Wool keratins, a protein platform for multifunctional materialsTuesday (27.09.2016) 16:45 - 17:00 Part of:
Proteins in nature are employed for an extremely broad variety of functions: structural components, enzymes, motions, factories in the cells, carriers. This wide variety of behavior arises from the variety of functionalities of the amino acids building the different proteins. Historically humans have used some of these proteins as materials: keratins and fibroin have been used for millennia as source of textile. In recent years, proteins became very attractive as functional biomaterials, in particular as a biopolymers for biomedical applications: fibroins and keratins, extracted from different sources, were used to create scaffolds and drug delivery platforms. Even more recently silk fibroin was studied as a platform to interface technologies like optics and electronic with the biological environment. In this contribution, we will focus on the use of keratins extracted from wool for the development of functional nanocomposites.

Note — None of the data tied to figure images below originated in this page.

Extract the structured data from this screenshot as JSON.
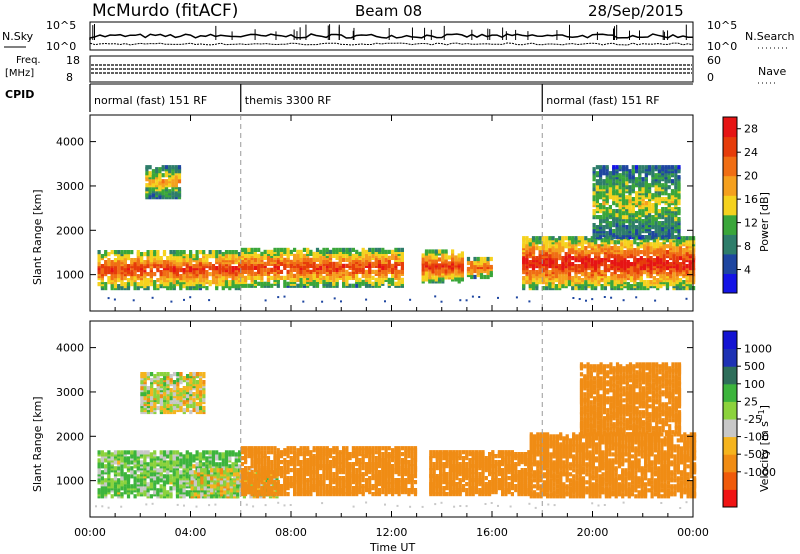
{
  "header": {
    "site": "McMurdo (fitACF)",
    "beam": "Beam 08",
    "date": "28/Sep/2015"
  },
  "status_panels": {
    "sky_label": "N.Sky",
    "search_label": "N.Search",
    "sky_ticks": [
      "10^5",
      "10^0"
    ],
    "search_ticks": [
      "10^5",
      "10^0"
    ],
    "freq_label_1": "Freq.",
    "freq_label_2": "[MHz]",
    "freq_ticks": [
      "18",
      "8"
    ],
    "nave_label": "Nave",
    "nave_ticks": [
      "60",
      "0"
    ],
    "cpid_label": "CPID",
    "modes": [
      {
        "name": "normal (fast) 151 RF",
        "start_h": 0,
        "end_h": 6
      },
      {
        "name": "themis 3300 RF",
        "start_h": 6,
        "end_h": 18
      },
      {
        "name": "normal (fast) 151 RF",
        "start_h": 18,
        "end_h": 24
      }
    ]
  },
  "colors": {
    "power": [
      "#1414e6",
      "#1e46a0",
      "#2e7d6a",
      "#3aa63a",
      "#f5d21e",
      "#f5a01e",
      "#f06e14",
      "#e63c0a",
      "#e61414"
    ],
    "velocity": [
      "#f01414",
      "#f05a0a",
      "#f08c14",
      "#f5b41e",
      "#c8c8c8",
      "#8cd23c",
      "#3cb43c",
      "#2e6e5a",
      "#1e32b4",
      "#1414d2"
    ]
  },
  "chart_data": [
    {
      "type": "heatmap",
      "name": "power",
      "xlabel": "",
      "ylabel": "Slant Range [km]",
      "x_range_hours": [
        0,
        24
      ],
      "xticks": [
        "00:00",
        "04:00",
        "08:00",
        "12:00",
        "16:00",
        "20:00",
        "00:00"
      ],
      "yticks": [
        1000,
        2000,
        3000,
        4000
      ],
      "ylim": [
        180,
        4600
      ],
      "colorbar": {
        "label": "Power [dB]",
        "ticks": [
          4,
          8,
          12,
          16,
          20,
          24,
          28
        ],
        "range": [
          0,
          30
        ]
      },
      "echo_bands": [
        {
          "t0": 0.3,
          "t1": 6.0,
          "r_lo": 650,
          "r_hi": 1500,
          "peak_db": 26
        },
        {
          "t0": 6.0,
          "t1": 12.5,
          "r_lo": 700,
          "r_hi": 1550,
          "peak_db": 26
        },
        {
          "t0": 13.2,
          "t1": 14.8,
          "r_lo": 800,
          "r_hi": 1500,
          "peak_db": 27
        },
        {
          "t0": 15.0,
          "t1": 16.0,
          "r_lo": 900,
          "r_hi": 1350,
          "peak_db": 24
        },
        {
          "t0": 17.2,
          "t1": 24.0,
          "r_lo": 650,
          "r_hi": 1800,
          "peak_db": 29
        },
        {
          "t0": 2.2,
          "t1": 3.5,
          "r_lo": 2700,
          "r_hi": 3400,
          "peak_db": 18
        },
        {
          "t0": 20.0,
          "t1": 23.5,
          "r_lo": 1800,
          "r_hi": 3400,
          "peak_db": 14
        }
      ]
    },
    {
      "type": "heatmap",
      "name": "velocity",
      "xlabel": "Time UT",
      "ylabel": "Slant Range [km]",
      "x_range_hours": [
        0,
        24
      ],
      "xticks": [
        "00:00",
        "04:00",
        "08:00",
        "12:00",
        "16:00",
        "20:00",
        "00:00"
      ],
      "yticks": [
        1000,
        2000,
        3000,
        4000
      ],
      "ylim": [
        180,
        4600
      ],
      "colorbar": {
        "label": "Velocity [m s^-1]",
        "ticks": [
          1000,
          500,
          100,
          25,
          -25,
          -100,
          -500,
          -1000
        ]
      },
      "echo_bands": [
        {
          "t0": 0.3,
          "t1": 6.0,
          "r_lo": 600,
          "r_hi": 1600,
          "velocity": 100
        },
        {
          "t0": 4.0,
          "t1": 7.5,
          "r_lo": 600,
          "r_hi": 1200,
          "velocity": 0
        },
        {
          "t0": 6.0,
          "t1": 13.0,
          "r_lo": 650,
          "r_hi": 1700,
          "velocity": -300
        },
        {
          "t0": 13.5,
          "t1": 17.5,
          "r_lo": 650,
          "r_hi": 1600,
          "velocity": -300
        },
        {
          "t0": 17.5,
          "t1": 24.0,
          "r_lo": 600,
          "r_hi": 2000,
          "velocity": -250
        },
        {
          "t0": 2.0,
          "t1": 4.5,
          "r_lo": 2500,
          "r_hi": 3400,
          "velocity": 0
        },
        {
          "t0": 19.5,
          "t1": 23.5,
          "r_lo": 2000,
          "r_hi": 3600,
          "velocity": -300
        }
      ]
    }
  ]
}
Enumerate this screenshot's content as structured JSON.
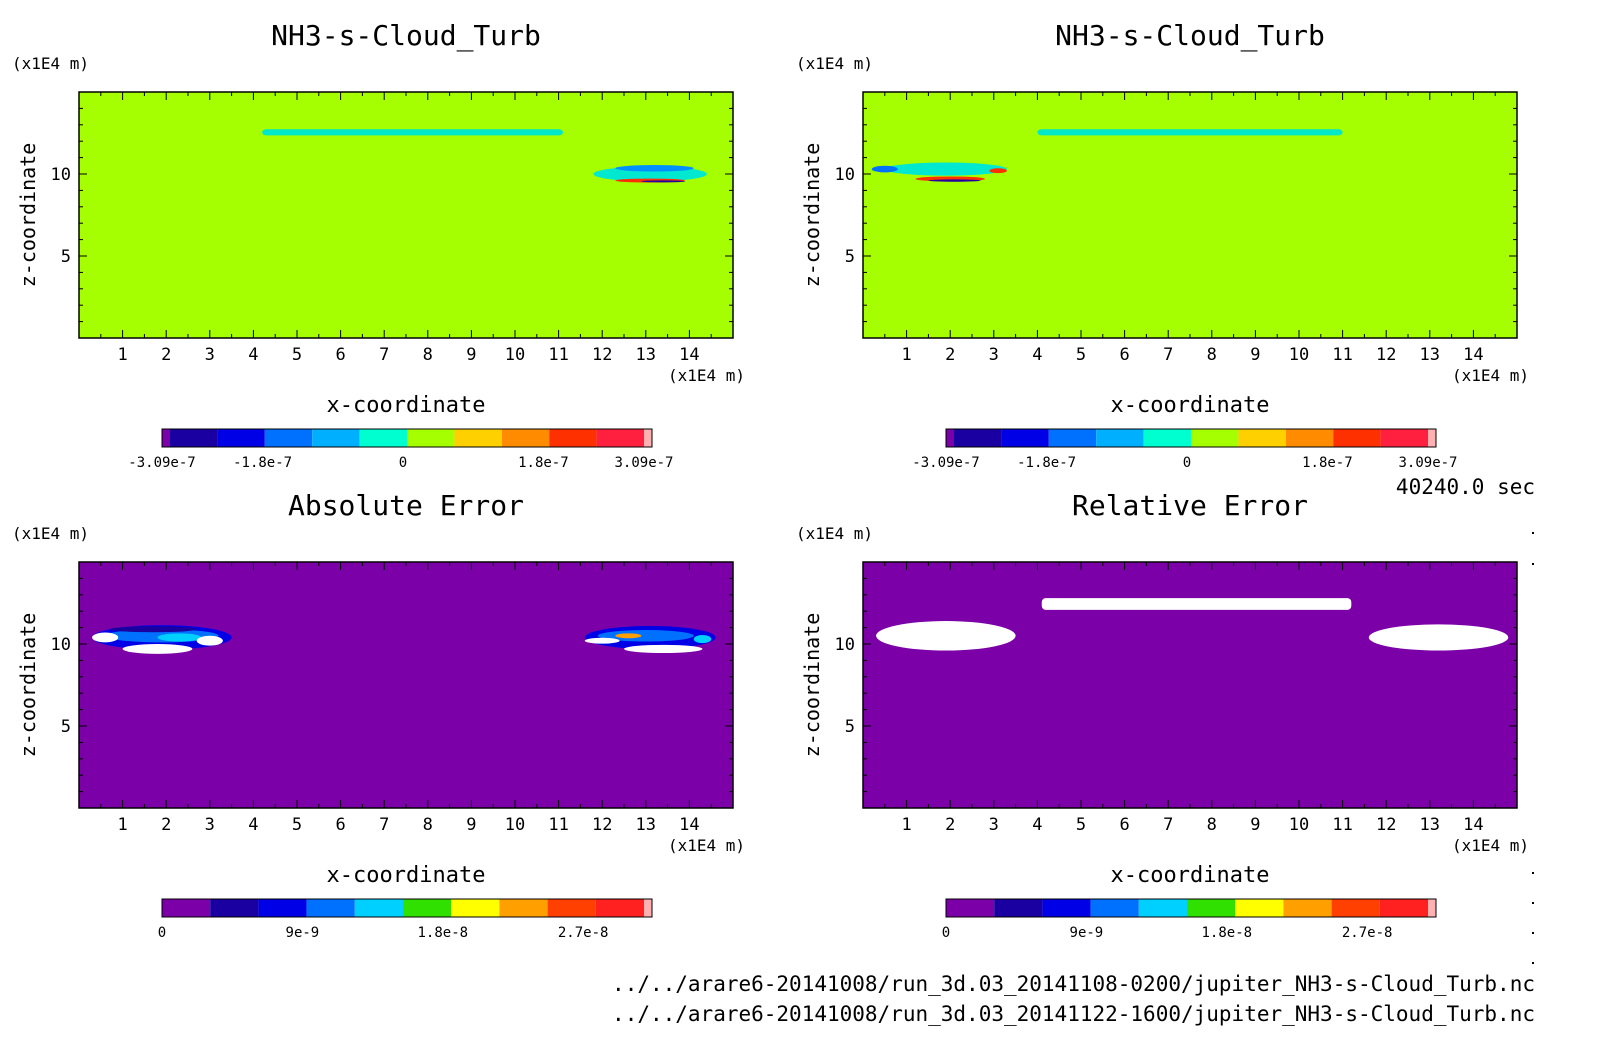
{
  "time_label": "40240.0 sec",
  "file_paths": [
    "../../arare6-20141008/run_3d.03_20141108-0200/jupiter_NH3-s-Cloud_Turb.nc",
    "../../arare6-20141008/run_3d.03_20141122-1600/jupiter_NH3-s-Cloud_Turb.nc"
  ],
  "colors": {
    "green_field": "#a6ff00",
    "purple_field": "#7c00a8",
    "scale_a": [
      "#7c00a8",
      "#1a00a0",
      "#0000e6",
      "#0070ff",
      "#00b0ff",
      "#00ffd0",
      "#a6ff00",
      "#ffd000",
      "#ff8c00",
      "#ff3000",
      "#ff2040",
      "#ffb0b0"
    ],
    "scale_b": [
      "#7c00a8",
      "#1a00a0",
      "#0000e6",
      "#0070ff",
      "#00d0ff",
      "#30e000",
      "#ffff00",
      "#ffa000",
      "#ff4000",
      "#ff2020",
      "#ffb0b0"
    ]
  },
  "chart_data": [
    {
      "type": "heatmap",
      "title": "NH3-s-Cloud_Turb",
      "xlabel": "x-coordinate",
      "ylabel": "z-coordinate",
      "x_unit": "(×1E4 m)",
      "y_unit": "(×1E4 m)",
      "xlim": [
        0,
        15
      ],
      "ylim": [
        0,
        15
      ],
      "x_ticks": [
        "1",
        "2",
        "3",
        "4",
        "5",
        "6",
        "7",
        "8",
        "9",
        "10",
        "11",
        "12",
        "13",
        "14"
      ],
      "y_ticks": [
        "5",
        "10"
      ],
      "colorbar_ticks": [
        "-3.09e-7",
        "-1.8e-7",
        "0",
        "1.8e-7",
        "3.09e-7"
      ],
      "colorbar_range": [
        -3.09e-07,
        3.09e-07
      ],
      "background_value": 0
    },
    {
      "type": "heatmap",
      "title": "NH3-s-Cloud_Turb",
      "xlabel": "x-coordinate",
      "ylabel": "z-coordinate",
      "x_unit": "(×1E4 m)",
      "y_unit": "(×1E4 m)",
      "xlim": [
        0,
        15
      ],
      "ylim": [
        0,
        15
      ],
      "x_ticks": [
        "1",
        "2",
        "3",
        "4",
        "5",
        "6",
        "7",
        "8",
        "9",
        "10",
        "11",
        "12",
        "13",
        "14"
      ],
      "y_ticks": [
        "5",
        "10"
      ],
      "colorbar_ticks": [
        "-3.09e-7",
        "-1.8e-7",
        "0",
        "1.8e-7",
        "3.09e-7"
      ],
      "colorbar_range": [
        -3.09e-07,
        3.09e-07
      ],
      "background_value": 0
    },
    {
      "type": "heatmap",
      "title": "Absolute Error",
      "xlabel": "x-coordinate",
      "ylabel": "z-coordinate",
      "x_unit": "(×1E4 m)",
      "y_unit": "(×1E4 m)",
      "xlim": [
        0,
        15
      ],
      "ylim": [
        0,
        15
      ],
      "x_ticks": [
        "1",
        "2",
        "3",
        "4",
        "5",
        "6",
        "7",
        "8",
        "9",
        "10",
        "11",
        "12",
        "13",
        "14"
      ],
      "y_ticks": [
        "5",
        "10"
      ],
      "colorbar_ticks": [
        "0",
        "9e-9",
        "1.8e-8",
        "2.7e-8"
      ],
      "colorbar_range": [
        0,
        3.09e-08
      ],
      "background_value": 0
    },
    {
      "type": "heatmap",
      "title": "Relative Error",
      "xlabel": "x-coordinate",
      "ylabel": "z-coordinate",
      "x_unit": "(×1E4 m)",
      "y_unit": "(×1E4 m)",
      "xlim": [
        0,
        15
      ],
      "ylim": [
        0,
        15
      ],
      "x_ticks": [
        "1",
        "2",
        "3",
        "4",
        "5",
        "6",
        "7",
        "8",
        "9",
        "10",
        "11",
        "12",
        "13",
        "14"
      ],
      "y_ticks": [
        "5",
        "10"
      ],
      "colorbar_ticks": [
        "0",
        "9e-9",
        "1.8e-8",
        "2.7e-8"
      ],
      "colorbar_range": [
        0,
        3.09e-08
      ],
      "background_value": 0
    }
  ]
}
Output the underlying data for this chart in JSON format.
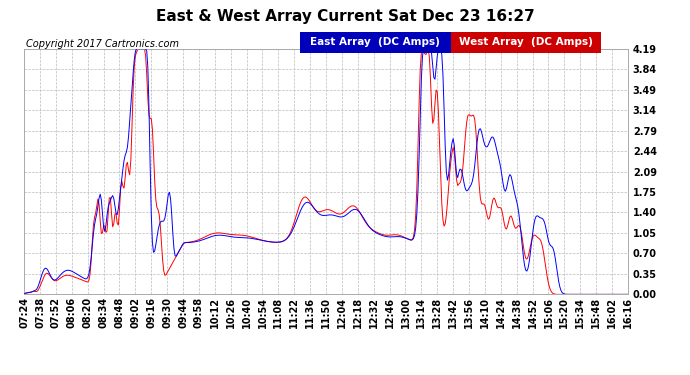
{
  "title": "East & West Array Current Sat Dec 23 16:27",
  "copyright": "Copyright 2017 Cartronics.com",
  "legend_east": "East Array  (DC Amps)",
  "legend_west": "West Array  (DC Amps)",
  "east_color": "#0000ff",
  "west_color": "#ff0000",
  "legend_east_bg": "#0000bb",
  "legend_west_bg": "#cc0000",
  "background_color": "#ffffff",
  "plot_bg_color": "#ffffff",
  "grid_color": "#bbbbbb",
  "ylim": [
    0.0,
    4.19
  ],
  "yticks": [
    0.0,
    0.35,
    0.7,
    1.05,
    1.4,
    1.75,
    2.09,
    2.44,
    2.79,
    3.14,
    3.49,
    3.84,
    4.19
  ],
  "xtick_labels": [
    "07:24",
    "07:38",
    "07:52",
    "08:06",
    "08:20",
    "08:34",
    "08:48",
    "09:02",
    "09:16",
    "09:30",
    "09:44",
    "09:58",
    "10:12",
    "10:26",
    "10:40",
    "10:54",
    "11:08",
    "11:22",
    "11:36",
    "11:50",
    "12:04",
    "12:18",
    "12:32",
    "12:46",
    "13:00",
    "13:14",
    "13:28",
    "13:42",
    "13:56",
    "14:10",
    "14:24",
    "14:38",
    "14:52",
    "15:06",
    "15:20",
    "15:34",
    "15:48",
    "16:02",
    "16:16"
  ],
  "title_fontsize": 11,
  "tick_fontsize": 7,
  "copyright_fontsize": 7,
  "legend_fontsize": 7.5
}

Keratins are a family of proteins found in nature as the main structural component of many different tissues: feathers, cornea, and hair just to name the more represented ones. The key feature of keratin that we look to explore is the presence of all the most important organic functionalities: carboxyl groups, amino groups, alcohols, aldehydes, thiols. In our experiments, keratin was extracted from wool fibers. Films of keratin were obtained by simple casting and were used as a tool to characterize the functional properties of keratin-based nanocomposites.
The free thiols group generated during the extraction process were exploited for the reduction of gold salts and, upon formation of a film, for the in-situ synthesis of gold nanoparticles embedded and bound to the protein matrix.
Inorganic nanocrystals were successfully bound to the keratin matrix by a simple ligand exchange process from an organic dispersion of nanocrystals. Furthermore films of keratin an quantum dots with high QD filling factor and strong fluorescence were obtained, showing that keratin can be a promising material for optical applications as well.